幸せな社員は、創造性3倍、生産性1.3倍
世の中で議論を呼んでいる話題について、ゲストに意見を聞く「opinions」。今回の話題は「働く喜び、実感できていますか」。慶応義塾大学大学院教授の前野隆司氏に話を聞いた。
日本能率協会が中間管理職などに対し「働き方改革」に関する
アンケートを行った。
自分の会社での働き方改革で進んでいる点を聞いたところ、
「有給休暇の取得奨励」
「自身の有給休暇のとりやすさ」
「職場のコミュニケーション促進」
が上位に並んだ。
一方、「進んでいないこと」として上位にあがったのは、
「会議・打ち合わせの時間短縮」
「福利厚生の充実化」
「研究・開発などへの積極的なリソースの投入」
だった。
今後の課題については
「働く喜びの実感」
「部下のモチベーション向上」
「部下への公正な評価」
という調査結果が出ている。
ネット上では
「働く喜びって何だっけ…」
「カネだけが喜び」
「働いて喜びを感じる、その日は必ず来る」
などの意見があった。
――前野さん、こうした調査結果についてどう思いますか?フリップをお願いいたします。
幸福学の研究によると
「幸せな社員は、創造性が3倍、生産性が1.3倍」
ということがわかっています。
ですのでさっきありましたとおり、働く喜びとかを感じていると実は、働き方改革になるんです。

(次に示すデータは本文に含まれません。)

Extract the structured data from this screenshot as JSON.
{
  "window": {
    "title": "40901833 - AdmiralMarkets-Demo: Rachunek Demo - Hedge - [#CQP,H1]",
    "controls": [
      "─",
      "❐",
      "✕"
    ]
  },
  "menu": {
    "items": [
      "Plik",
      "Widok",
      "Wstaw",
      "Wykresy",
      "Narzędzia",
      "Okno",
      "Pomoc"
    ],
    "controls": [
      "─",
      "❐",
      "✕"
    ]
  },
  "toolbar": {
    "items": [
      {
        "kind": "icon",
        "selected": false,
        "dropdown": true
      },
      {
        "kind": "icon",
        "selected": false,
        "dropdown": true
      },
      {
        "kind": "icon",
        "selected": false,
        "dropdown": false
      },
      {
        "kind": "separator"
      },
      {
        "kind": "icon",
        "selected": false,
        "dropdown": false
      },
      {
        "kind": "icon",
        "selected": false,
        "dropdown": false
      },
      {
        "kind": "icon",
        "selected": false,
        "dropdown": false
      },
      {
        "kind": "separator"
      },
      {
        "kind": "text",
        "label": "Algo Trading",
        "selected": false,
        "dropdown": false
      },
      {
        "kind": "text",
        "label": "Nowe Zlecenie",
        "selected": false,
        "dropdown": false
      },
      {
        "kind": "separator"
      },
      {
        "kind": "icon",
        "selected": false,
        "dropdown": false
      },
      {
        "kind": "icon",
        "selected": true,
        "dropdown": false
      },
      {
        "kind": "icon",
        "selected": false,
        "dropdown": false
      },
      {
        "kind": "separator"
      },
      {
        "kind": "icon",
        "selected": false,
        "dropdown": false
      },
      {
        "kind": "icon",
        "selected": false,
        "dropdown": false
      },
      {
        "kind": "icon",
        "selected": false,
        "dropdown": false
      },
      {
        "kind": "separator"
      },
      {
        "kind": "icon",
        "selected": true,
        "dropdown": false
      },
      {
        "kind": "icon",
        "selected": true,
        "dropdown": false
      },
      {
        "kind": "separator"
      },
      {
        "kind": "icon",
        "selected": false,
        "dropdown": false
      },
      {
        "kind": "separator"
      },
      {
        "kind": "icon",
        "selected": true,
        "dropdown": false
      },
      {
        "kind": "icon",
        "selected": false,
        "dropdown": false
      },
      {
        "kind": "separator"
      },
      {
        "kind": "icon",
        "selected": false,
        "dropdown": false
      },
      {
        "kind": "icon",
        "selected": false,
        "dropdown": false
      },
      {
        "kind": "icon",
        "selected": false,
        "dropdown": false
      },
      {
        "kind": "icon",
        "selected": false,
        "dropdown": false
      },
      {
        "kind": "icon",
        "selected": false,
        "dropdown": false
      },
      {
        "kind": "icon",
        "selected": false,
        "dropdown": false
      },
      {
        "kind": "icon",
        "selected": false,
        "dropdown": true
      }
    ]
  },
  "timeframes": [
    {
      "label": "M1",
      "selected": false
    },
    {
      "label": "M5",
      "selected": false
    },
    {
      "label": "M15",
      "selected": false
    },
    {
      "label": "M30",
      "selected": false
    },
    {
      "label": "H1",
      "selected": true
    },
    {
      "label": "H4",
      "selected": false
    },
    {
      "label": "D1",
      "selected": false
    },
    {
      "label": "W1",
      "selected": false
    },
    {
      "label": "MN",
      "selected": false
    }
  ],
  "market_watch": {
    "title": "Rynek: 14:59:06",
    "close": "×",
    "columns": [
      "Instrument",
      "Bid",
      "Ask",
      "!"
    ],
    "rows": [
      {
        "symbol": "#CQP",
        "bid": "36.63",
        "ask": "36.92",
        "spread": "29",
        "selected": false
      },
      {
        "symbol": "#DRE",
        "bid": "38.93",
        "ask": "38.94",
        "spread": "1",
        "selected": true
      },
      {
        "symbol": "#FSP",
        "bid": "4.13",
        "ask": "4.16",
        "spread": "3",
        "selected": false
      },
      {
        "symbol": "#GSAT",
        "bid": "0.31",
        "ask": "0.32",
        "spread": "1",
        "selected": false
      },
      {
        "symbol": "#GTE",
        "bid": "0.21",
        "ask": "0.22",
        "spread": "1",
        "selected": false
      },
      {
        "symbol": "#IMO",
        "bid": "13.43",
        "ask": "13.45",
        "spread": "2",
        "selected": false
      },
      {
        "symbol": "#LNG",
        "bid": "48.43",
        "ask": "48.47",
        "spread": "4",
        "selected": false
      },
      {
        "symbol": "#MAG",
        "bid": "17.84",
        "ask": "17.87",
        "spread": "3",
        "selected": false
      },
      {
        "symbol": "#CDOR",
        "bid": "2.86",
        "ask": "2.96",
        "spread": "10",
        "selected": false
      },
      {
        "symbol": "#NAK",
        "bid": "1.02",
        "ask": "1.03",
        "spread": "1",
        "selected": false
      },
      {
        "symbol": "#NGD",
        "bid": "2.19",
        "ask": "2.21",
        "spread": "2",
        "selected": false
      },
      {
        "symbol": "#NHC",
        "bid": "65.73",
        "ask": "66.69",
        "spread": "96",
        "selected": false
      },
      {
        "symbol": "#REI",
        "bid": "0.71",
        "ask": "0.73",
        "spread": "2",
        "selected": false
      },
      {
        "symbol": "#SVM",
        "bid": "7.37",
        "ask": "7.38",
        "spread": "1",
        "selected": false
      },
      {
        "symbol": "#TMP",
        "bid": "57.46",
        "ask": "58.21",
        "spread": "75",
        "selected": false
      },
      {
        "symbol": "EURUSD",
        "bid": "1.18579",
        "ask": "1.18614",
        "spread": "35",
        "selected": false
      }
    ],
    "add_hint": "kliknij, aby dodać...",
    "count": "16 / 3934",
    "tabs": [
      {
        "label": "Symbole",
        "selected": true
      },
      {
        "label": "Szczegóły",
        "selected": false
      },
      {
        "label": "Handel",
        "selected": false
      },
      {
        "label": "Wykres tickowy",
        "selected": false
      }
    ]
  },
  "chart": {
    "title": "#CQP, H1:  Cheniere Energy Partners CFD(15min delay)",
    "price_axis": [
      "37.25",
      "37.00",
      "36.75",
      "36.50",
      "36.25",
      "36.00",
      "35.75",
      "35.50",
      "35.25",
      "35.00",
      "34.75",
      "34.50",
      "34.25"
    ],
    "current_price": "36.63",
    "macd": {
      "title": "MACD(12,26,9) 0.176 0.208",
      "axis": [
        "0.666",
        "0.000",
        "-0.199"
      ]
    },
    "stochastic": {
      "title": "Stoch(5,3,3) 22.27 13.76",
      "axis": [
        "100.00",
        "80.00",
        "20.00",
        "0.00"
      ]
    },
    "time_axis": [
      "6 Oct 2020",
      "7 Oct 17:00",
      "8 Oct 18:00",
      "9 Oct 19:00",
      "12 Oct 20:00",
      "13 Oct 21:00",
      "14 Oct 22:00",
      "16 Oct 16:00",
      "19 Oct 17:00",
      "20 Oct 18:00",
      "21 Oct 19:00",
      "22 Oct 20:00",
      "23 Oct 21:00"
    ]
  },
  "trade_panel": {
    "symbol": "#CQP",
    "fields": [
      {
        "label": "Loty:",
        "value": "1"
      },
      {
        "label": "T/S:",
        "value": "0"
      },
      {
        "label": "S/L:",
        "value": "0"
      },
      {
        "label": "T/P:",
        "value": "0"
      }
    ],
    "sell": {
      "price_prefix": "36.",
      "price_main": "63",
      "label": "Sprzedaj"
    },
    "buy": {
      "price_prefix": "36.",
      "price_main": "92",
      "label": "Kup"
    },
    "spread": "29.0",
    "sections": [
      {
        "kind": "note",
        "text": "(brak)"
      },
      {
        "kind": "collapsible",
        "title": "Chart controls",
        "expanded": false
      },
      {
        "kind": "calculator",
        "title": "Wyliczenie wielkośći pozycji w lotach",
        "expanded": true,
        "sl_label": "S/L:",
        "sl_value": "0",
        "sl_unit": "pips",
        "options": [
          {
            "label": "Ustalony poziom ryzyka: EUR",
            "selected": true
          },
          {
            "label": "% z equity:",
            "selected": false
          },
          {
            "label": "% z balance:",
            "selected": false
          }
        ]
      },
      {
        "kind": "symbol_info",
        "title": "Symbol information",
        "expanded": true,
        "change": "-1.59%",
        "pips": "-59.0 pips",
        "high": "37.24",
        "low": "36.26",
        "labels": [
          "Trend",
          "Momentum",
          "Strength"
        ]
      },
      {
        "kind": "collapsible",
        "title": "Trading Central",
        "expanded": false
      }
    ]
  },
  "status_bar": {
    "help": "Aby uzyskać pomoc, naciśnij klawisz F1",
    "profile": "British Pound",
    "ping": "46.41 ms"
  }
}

無理やり時間を短縮しなきゃとか、会議を短くしなきゃとかいうよりも、むしろ私は会議は長いほうがいいと思います。
――なぜでしょう。
無駄な会議は短くした方がいいです。しかし、本当にやりたいことは何なのか、会社の理念は何なのか、人間関係をより良くするとか、そういう幸福度を高める会議にたっぷり時間をかけてすることこそ「幸せな社員は、創造性が3倍、生産性が1.3倍」が成り立っていくと思います。
生産性が1.3倍になれば10時間の仕事が7時間で済むわけですから、自然と働き方改革になります。
――でも、会議が長くていいというのは、そもそも幸せに働ける土台があるから成り立つというものですよね。
もちろんそうです。会議が長ければいいというのではなくて、無駄な会議は減らした方がいいのですが、会議の中でいかに本質的なことを話し合うかということを考えていくと、いいんじゃないかということですね。
――社員のみなさんが幸せを実感できるためには、どのような対策が考えられるのですか。
まずは、やりがいと人間関係です。やはり、“やらされ感”とか“やりたくない仕事”というのはよくないので、みんなでよく考えて自分の仕事のやりがいとは何なのだろうと、場合によっては配置転換もあります。
あとは権限委譲ですね。トップだけが権限を持っているのではなくて、みんながやりがいのある仕事をするようにするとか、色々やることはあります。
――働き方改革というよりも、社内の構造改革というか…
改革というのは、構造もマインドも全部変えないと改革にならないですよね。いまの働き方改革は、働き方改善とか働き方改悪になっている面があるので、やはり本当に構造も含めて改革するということをやってほしいなと思います。
――気持ちの問題というのも感じられますね
そうです。気持ちと一緒に改革しないと働き方改革にならないと思いますね。